L’Afrique du Sud affirme que le Brésil fait du dumping sur ce type de produit, au détriment des entreprises sud-africaines comme Astral Foods, alors que les entreprises sud-africaines dominent un secteur particulièrement concentré : deux entreprises produisent 50% de la volaille et sept entreprises en produisent 75%.
Les Sud-Africains consomment plus d’un milliard de poulets par an et c’est un élément clef de la stabilité sociale de ce pays, au même titre que le riz en Chine ou le blé en Egypte. C’est la nourriture de base de très nombreux Sud-Africains noirs, base de l’électorat de l’ANC. Entre 2008 et 2010, les poulets entiers brésiliens ont représenté de 36 à 44% des importations sud-africaines, tandis que les morceaux désossés de poulet brésilien représentaient entre 94 et 97% des importations sud-africaines. L’Association des exportateurs et producteurs de poulets brésiliens estime que les poulets du Brésil ne représentent que 15% du poulet consommé en Afrique du Sud et que le problème est artificiellement gonflé par les autorités sud-africaines.

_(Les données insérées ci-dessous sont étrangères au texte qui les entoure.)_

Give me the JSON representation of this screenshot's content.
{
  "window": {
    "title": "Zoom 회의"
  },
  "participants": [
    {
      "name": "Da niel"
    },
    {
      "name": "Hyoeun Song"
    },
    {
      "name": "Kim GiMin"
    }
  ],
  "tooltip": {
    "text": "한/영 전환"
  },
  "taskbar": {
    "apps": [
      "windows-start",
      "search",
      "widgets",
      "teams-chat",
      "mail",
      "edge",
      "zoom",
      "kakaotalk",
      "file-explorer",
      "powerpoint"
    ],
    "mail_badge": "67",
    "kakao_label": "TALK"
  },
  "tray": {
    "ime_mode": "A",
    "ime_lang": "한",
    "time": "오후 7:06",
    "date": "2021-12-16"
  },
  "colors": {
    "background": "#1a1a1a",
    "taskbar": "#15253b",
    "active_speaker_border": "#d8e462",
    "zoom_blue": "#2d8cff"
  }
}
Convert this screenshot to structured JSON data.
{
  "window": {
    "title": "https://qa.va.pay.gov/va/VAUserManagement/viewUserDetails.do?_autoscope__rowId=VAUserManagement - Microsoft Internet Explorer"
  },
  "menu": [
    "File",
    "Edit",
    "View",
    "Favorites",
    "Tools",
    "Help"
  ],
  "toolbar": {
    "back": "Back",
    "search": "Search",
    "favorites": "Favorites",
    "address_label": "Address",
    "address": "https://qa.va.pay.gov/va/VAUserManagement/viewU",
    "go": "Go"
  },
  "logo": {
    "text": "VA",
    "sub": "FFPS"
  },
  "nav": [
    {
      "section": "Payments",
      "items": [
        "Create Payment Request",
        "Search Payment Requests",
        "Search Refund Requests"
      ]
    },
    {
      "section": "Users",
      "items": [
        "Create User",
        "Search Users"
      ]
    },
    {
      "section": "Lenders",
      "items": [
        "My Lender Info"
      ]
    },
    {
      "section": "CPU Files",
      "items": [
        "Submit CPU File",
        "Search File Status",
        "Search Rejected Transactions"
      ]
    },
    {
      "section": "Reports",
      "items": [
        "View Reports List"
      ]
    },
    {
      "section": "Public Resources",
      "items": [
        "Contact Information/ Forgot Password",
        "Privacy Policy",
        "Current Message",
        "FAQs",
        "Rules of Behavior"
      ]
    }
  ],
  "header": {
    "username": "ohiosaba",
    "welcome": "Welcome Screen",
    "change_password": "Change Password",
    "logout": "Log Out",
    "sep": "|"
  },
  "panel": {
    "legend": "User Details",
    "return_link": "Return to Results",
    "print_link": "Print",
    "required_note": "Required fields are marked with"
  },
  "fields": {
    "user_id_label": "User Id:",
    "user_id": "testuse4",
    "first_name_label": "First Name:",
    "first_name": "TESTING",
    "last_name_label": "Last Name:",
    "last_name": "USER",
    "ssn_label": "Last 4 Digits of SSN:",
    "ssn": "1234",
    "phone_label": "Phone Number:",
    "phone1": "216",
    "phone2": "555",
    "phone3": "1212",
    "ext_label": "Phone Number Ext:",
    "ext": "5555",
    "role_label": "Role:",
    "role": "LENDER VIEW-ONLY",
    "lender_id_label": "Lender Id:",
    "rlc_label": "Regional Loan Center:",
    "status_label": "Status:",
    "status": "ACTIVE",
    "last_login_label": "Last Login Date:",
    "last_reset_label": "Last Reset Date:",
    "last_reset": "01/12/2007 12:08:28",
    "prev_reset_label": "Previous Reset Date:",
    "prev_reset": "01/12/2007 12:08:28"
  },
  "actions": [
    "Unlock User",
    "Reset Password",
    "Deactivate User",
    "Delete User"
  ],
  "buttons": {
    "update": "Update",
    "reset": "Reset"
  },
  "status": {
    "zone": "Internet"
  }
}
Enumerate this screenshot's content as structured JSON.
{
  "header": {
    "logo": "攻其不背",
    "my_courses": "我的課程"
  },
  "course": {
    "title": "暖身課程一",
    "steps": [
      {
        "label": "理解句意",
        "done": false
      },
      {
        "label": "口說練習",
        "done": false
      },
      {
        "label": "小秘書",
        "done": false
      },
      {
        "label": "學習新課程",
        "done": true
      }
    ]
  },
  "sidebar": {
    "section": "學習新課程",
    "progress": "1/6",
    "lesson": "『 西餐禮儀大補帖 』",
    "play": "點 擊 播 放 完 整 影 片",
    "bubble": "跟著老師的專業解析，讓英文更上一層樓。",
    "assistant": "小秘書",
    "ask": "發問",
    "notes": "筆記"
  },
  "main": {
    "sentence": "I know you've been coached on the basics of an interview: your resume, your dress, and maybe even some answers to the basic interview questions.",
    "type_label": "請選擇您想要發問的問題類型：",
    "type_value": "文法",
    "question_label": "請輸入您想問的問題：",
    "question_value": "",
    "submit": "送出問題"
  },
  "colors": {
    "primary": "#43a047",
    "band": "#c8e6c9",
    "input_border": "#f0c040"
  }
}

Or, les importations de volaille en provenance du Brésil et d’Argentine ont atteint 5 millions de carcasses de poulet par semaine dès décembre 2010 contre une production locale de 18,5 millions par semaine. En janvier 2011, les importations de volaille étaient de 33% supérieures à celles de janvier 2010. Les produits importés étaient vendus environ 23% moins cher que la moyenne des prix locaux. L’appréciation du rand à la fin 2010 explique en partie la hausse de ces importations. La question a donc pris depuis 2012 une dimension éminemment politique avec une multiplication des manifestations de protestation des producteurs sud-africains de volailles et un risque fort de dérapage politique interne.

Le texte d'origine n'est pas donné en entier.